ひょっとしたら、小柄で痩せていて顔色が悪いのも、そのせいではないだろうか?
なにかもっとちゃんとしたものを食べた方がいいんじゃないだろうか?
彼女が自分で料理を作れればそれが1番なのだろうが、魔法学院に通い、マグ爺の世話までしているのに、そのうえ料理まで作れというのは酷である。

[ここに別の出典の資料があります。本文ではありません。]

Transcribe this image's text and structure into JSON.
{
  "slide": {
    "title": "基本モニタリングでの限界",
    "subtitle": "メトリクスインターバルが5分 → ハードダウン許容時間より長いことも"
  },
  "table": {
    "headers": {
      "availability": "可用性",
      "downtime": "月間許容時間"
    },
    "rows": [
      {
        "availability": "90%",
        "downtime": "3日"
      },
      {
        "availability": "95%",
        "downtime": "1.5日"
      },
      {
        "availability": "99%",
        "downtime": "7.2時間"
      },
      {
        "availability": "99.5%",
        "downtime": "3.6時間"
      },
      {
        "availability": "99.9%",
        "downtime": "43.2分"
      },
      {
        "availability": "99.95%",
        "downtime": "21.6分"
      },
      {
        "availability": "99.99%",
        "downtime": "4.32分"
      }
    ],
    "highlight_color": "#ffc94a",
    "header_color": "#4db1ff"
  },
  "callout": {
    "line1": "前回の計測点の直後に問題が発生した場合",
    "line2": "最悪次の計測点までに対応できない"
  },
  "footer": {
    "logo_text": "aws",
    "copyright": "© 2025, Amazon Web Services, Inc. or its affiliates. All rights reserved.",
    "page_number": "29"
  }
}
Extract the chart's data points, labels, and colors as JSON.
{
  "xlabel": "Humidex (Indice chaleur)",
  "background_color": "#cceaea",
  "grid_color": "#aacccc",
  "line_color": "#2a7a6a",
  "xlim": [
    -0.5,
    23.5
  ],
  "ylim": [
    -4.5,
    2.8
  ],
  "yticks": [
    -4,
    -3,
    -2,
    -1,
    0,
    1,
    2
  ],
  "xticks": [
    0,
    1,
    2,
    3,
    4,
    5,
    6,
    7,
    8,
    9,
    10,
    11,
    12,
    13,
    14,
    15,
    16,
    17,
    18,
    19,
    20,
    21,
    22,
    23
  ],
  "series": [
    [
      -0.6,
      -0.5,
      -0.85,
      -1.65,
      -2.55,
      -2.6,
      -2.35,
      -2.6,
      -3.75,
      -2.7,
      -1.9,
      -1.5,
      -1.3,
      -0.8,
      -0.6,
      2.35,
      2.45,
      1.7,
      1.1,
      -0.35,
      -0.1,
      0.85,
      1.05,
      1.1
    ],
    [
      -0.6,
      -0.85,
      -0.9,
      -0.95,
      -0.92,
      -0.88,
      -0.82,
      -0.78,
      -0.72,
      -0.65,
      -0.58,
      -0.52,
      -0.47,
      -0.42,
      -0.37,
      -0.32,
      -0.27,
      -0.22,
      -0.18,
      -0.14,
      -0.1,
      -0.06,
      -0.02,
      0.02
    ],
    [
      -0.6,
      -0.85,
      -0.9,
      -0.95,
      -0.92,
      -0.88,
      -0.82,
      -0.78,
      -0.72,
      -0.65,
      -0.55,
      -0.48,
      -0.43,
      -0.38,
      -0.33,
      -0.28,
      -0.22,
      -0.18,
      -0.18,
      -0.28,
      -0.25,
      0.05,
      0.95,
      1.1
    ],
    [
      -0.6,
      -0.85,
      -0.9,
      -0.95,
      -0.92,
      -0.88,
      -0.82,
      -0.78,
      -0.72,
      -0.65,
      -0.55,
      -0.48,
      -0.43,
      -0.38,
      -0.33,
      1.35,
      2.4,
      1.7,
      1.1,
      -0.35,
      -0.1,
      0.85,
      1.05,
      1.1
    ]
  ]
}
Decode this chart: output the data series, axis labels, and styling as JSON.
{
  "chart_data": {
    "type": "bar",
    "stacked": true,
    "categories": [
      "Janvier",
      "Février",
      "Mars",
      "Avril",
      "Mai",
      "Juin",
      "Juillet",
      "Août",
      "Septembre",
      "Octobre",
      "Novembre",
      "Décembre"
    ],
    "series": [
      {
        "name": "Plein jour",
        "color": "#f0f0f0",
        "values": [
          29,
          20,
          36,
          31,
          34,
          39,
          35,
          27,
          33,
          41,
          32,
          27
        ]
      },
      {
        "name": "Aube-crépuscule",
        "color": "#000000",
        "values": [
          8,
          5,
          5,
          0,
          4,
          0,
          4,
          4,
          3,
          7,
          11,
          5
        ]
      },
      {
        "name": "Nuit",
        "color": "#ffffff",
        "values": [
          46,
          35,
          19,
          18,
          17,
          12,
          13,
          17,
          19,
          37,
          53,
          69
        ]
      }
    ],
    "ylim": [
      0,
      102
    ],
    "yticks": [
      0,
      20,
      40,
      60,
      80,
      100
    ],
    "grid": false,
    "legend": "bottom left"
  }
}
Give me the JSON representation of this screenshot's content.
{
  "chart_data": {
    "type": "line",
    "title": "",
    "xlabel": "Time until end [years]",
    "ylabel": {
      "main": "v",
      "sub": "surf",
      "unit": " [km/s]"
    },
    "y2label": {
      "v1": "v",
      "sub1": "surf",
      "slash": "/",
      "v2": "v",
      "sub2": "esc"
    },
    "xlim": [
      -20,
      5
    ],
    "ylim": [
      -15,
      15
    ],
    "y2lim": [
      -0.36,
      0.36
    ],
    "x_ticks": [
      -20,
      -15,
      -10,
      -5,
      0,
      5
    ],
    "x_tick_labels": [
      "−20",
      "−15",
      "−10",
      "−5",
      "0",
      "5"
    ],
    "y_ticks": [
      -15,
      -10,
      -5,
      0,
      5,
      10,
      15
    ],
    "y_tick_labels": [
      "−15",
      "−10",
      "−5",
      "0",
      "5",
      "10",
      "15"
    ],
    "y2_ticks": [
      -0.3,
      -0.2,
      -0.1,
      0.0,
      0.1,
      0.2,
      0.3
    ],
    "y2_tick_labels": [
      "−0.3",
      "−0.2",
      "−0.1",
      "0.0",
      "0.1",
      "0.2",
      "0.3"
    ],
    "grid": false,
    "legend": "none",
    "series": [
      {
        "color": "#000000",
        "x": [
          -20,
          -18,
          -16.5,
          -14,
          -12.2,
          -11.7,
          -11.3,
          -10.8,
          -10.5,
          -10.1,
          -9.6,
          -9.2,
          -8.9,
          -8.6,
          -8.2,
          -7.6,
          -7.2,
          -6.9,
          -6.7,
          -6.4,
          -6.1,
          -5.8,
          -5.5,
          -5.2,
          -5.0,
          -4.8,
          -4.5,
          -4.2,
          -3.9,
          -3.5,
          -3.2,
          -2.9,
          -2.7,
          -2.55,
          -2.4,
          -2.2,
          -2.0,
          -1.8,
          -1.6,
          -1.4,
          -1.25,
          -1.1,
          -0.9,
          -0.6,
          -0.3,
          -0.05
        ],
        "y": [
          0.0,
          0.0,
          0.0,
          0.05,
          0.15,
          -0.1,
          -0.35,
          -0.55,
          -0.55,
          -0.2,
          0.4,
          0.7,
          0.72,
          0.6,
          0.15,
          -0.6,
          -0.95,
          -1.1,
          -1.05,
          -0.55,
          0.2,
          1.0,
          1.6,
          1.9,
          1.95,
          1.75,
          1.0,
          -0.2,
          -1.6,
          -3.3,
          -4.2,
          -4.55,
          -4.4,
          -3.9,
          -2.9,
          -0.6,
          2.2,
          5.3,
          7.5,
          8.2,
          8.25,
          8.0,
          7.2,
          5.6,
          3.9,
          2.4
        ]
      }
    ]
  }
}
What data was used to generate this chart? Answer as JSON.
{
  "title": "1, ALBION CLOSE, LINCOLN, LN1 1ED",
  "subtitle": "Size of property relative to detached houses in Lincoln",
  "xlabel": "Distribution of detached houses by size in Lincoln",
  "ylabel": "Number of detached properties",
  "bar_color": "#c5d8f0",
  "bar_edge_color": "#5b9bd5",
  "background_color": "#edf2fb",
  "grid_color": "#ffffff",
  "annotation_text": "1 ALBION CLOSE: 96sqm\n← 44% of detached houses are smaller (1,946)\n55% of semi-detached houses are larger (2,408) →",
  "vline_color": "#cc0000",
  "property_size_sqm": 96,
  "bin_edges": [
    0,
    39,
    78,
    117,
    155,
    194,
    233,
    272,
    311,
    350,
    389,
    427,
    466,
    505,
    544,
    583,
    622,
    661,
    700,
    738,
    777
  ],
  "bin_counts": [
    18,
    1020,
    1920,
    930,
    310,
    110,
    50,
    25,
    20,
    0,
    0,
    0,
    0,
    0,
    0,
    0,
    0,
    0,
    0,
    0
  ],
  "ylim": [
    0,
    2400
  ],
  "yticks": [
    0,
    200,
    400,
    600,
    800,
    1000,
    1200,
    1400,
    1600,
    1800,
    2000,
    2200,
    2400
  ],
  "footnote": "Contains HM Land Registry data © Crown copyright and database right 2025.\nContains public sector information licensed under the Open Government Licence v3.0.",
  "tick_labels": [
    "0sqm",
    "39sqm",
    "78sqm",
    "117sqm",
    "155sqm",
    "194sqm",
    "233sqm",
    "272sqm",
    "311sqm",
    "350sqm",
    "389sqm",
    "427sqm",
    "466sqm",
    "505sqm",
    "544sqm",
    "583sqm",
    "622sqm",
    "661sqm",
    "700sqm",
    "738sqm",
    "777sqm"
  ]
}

「私、今まで美味しいというのがどういうことなのかよくわからなかったんです。食べにくいか食べやすいかしかわからなくて。でも、アル様の料理を食べたら、口の中に気持ち良さが広がって、体がブルブルしました。衝撃的でした。これが美味しいってことなのかって、わかりました」
エーテルが言って邪悪な笑みを浮かべた。
アルは照れくさくなった。
つい、エーテルから視線をそらしてしまう。
それから、ふと、それが今日初めてのエーテルの笑みだったことに気がついた。
「そういえば、今日は初めてだね。笑ったの」
エーテルは慌てて手を口元にやった。
すぐに無表情に戻った。
「ひょっとして、笑わないように我慢してたの?」
「はい、人に不快感を与えるとわかったので笑うことはやめました。すみません、アル様、ご不快ではなかったですか?」
アルは胸が痛んだ。自分が指摘してしまったせいで、エーテルから笑いを奪ってしまった。
余計なことをしたのではないだろうか。
いや、とアルはその思いを否定した。
あのまま放っておいたら、いつまでたってもエーテルは人から嫌われ続ける。
ちゃんとした笑顔ができるようになるまでの辛抱だ。
絶対に、エーテルが可愛いく笑えるようにするぞ。
心に誓った。
「エーテル、がんばろう。がんばって、みんなが可愛いって思うような笑顔を覚えよう。俺、全力で応援するから」
「はい、がんばります」
そのとき、マグ爺の目が一瞬だけ赤く光った。
唇がニヤリと吊り上がり、エーテルのものによく似た邪悪な笑みが浮かんだ。
しかし、アルもエーテルも気づかなかった。
エーテルはすべての料理に感動していた。涙ぐんでさえいた。
ありとあらゆる賛辞をアルに贈った。
こんなにまで感動し、喜んでもらえるなら、もっと上手になろうと思うのが人情である。
アルは俄然、やる気がわいた。
こうなったら、怒鳴られても皿を投げられても、徹底的にレグルの料理を覚えてやる、と決意した。
食後、2人は昨日の続きをした。
ティナの手鏡を借りて、エーテルの笑顔を特訓する。
アルはティナの笑顔を思い出しながら、なんとかエーテルに似たような笑顔を作らせようとするのだが、なぜか恐ろしく歪な表情になってしまう。
試行錯誤の末、エーテルが魔法学院に行かなくてはならない時間がきた。
これから毎日来るようにいうとエーテルは感激でまた泣き出した(無表情だが)。